Bukan lagi hal aneh kalau di masa remaja seorang anak melakukan kenakalan sejadi-jadinya. Mulai dengan bolos, menyontek dan hal yang tak seharusnya dilakukan lainnya. Bukan karena apa, hal itu memang dikarenakan mereka masuk dalam fase mencari jati diri, agar dapat lebih diakui di masyarakat dan keluarga.
Bicara soal kenakalan remaja, tentu kamu ingat dengan istilah cabe-cabean yang sempat viral dulu. Meski banyak yang menganggapnya negatif, namun siapa sangka kalau zaman penjajahan dulu juga ada fenomena serupa. Agar kamu lebih jelas, inilah beberapa fakta mengenai cabe-cabean itu.
Istilah cabe-cabean yang mulai marak pada akhir 2014-an
Jika dulu cabe sangat lekat dengan bumbu yang menghasilkan rasa pedas di lidah, beberapa tahun belakangan artinya mulai bergeser. Tepatnya sekitar tahun 2014-2015, istilah mengenai cabe-cabean mulai berkembang di masyarakat. Ya, istilah ini sendiri merujuk pada para gadis di ajang balap liar.
Masih belum diketahui mengapa justru ‘cabe-cabean’ yang digunakan untuk menyebut mereka, namun yang pasti sampai saat ini pun istilah ini masih tetap digunakan. Dilansir dari Wikipedia, tidak hanya sebagai penyemangat saja para ABG ini berada di arena balap liar, kadang mereka juga bisa jadi bahan ‘taruhan’. Oleh sebab itu saat ini istilah yang satu ini selalu lekat dengan image yang negatif.

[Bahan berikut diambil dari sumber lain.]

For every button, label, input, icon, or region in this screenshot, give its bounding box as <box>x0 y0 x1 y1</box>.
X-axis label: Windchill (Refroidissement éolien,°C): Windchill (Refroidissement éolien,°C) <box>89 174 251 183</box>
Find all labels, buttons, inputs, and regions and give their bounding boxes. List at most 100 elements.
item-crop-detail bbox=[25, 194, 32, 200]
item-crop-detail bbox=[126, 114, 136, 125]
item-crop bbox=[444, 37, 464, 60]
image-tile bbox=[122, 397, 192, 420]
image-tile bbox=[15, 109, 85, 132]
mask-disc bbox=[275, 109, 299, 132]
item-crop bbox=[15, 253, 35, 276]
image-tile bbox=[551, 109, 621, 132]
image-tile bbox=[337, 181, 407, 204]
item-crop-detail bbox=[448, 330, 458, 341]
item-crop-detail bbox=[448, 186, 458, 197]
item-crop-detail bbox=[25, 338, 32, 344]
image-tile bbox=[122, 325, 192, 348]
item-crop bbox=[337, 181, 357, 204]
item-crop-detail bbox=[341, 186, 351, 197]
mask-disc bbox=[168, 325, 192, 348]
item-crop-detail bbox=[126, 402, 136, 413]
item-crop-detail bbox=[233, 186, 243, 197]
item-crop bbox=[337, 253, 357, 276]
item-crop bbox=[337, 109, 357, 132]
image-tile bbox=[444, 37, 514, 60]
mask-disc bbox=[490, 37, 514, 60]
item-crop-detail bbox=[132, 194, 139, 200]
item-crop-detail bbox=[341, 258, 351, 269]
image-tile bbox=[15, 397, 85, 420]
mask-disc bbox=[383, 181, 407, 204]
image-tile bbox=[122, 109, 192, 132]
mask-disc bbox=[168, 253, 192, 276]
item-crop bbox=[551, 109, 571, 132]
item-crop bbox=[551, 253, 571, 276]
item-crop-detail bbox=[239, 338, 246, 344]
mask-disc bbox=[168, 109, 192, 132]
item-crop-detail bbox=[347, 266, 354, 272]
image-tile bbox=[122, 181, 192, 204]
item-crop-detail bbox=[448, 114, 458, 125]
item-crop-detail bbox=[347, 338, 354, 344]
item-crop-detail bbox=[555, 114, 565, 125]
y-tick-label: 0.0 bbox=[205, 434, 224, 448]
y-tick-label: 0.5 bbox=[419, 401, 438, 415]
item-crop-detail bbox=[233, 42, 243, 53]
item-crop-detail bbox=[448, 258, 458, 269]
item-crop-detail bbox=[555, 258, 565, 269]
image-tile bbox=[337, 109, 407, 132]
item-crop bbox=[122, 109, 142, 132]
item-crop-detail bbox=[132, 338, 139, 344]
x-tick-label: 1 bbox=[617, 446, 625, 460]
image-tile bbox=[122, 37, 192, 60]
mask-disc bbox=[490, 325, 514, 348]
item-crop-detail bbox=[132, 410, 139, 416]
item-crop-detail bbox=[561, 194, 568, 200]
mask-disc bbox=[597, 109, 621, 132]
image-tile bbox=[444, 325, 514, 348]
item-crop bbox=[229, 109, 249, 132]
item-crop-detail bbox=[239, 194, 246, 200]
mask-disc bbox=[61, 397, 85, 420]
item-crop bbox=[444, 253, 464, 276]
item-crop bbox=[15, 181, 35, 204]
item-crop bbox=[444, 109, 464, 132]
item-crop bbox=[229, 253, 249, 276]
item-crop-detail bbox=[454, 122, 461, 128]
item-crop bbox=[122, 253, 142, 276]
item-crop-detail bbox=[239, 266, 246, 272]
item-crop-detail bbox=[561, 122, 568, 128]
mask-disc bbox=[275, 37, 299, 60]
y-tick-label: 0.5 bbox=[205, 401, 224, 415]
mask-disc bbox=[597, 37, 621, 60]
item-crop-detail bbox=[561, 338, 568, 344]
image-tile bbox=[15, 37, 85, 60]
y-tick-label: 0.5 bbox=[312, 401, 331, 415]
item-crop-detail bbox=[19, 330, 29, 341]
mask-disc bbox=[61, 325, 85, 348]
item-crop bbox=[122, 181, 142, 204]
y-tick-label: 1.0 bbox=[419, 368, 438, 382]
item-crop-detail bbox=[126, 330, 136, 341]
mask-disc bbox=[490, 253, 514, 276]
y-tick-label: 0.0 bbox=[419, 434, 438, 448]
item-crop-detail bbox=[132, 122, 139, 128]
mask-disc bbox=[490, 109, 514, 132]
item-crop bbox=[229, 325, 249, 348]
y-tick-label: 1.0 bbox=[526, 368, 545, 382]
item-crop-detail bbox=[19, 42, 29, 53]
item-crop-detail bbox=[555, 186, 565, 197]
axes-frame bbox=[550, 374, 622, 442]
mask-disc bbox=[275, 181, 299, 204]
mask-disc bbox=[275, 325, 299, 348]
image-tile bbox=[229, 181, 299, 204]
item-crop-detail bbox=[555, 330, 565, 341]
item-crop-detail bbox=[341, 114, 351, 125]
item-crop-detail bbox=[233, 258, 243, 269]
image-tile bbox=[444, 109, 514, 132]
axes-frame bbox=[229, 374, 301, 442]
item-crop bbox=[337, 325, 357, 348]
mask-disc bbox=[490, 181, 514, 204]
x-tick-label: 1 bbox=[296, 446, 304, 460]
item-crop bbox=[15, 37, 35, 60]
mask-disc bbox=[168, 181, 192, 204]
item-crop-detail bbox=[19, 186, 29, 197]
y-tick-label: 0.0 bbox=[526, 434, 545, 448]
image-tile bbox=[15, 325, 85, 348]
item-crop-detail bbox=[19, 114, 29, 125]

Ada beberapa jenis ‘cabe’ yang sering ditemui di kehidupan sosial
Layaknya cabe yang ada di pasar, ternyata para ‘cabe-cabean’ ini punya jenis tersendiri. Ya, mereka dibagi menjadi beberapa kelas tergantung dari ‘kasta’ dan pola kehidupannya. Dilansir dari Wikipedia, ada tiga jenis ‘cabe’ yang mulai dari hijau, merah dan orange. Cabe hijau merupakan kasta tertinggi, para ABG bahkan gadis bawah umur yang memiliki gaya modis.
Biasanya mereka aktif di media sosial bahkan memasang tarif. Sedangkan cabe merah adalah para ABG yang lebih berani dengan memakai pakai mini serta menunjukkan lekuk tubuh. Umumnya mereka biasa ditemui di beberapa tempat ramai atau klub malam. Dan yang terakhir adalah cabe orange, para gadis di arena balap, biasanya mereka memakai pakaian mini serta berboncengan tiga.
Praktek cabe-cabean yang ternyata ‘warisan’ dari zaman kolonial
Siapa sangka kalau fenomena serupa cabe-cabean ini sudah ada bahkan mulai pada zaman kolonial. Dilansir dari Okezone, pengamat budaya Universitas Indonesia, Ibnu Wahyudin mengatakan kalau sejak dulu kasus serupa sudah ada bahkan pada masa penjajahan. Masalah ekonomi dan keseksian diri tentunya menjadi penyebab mereka melakukan hal yang seperti itu.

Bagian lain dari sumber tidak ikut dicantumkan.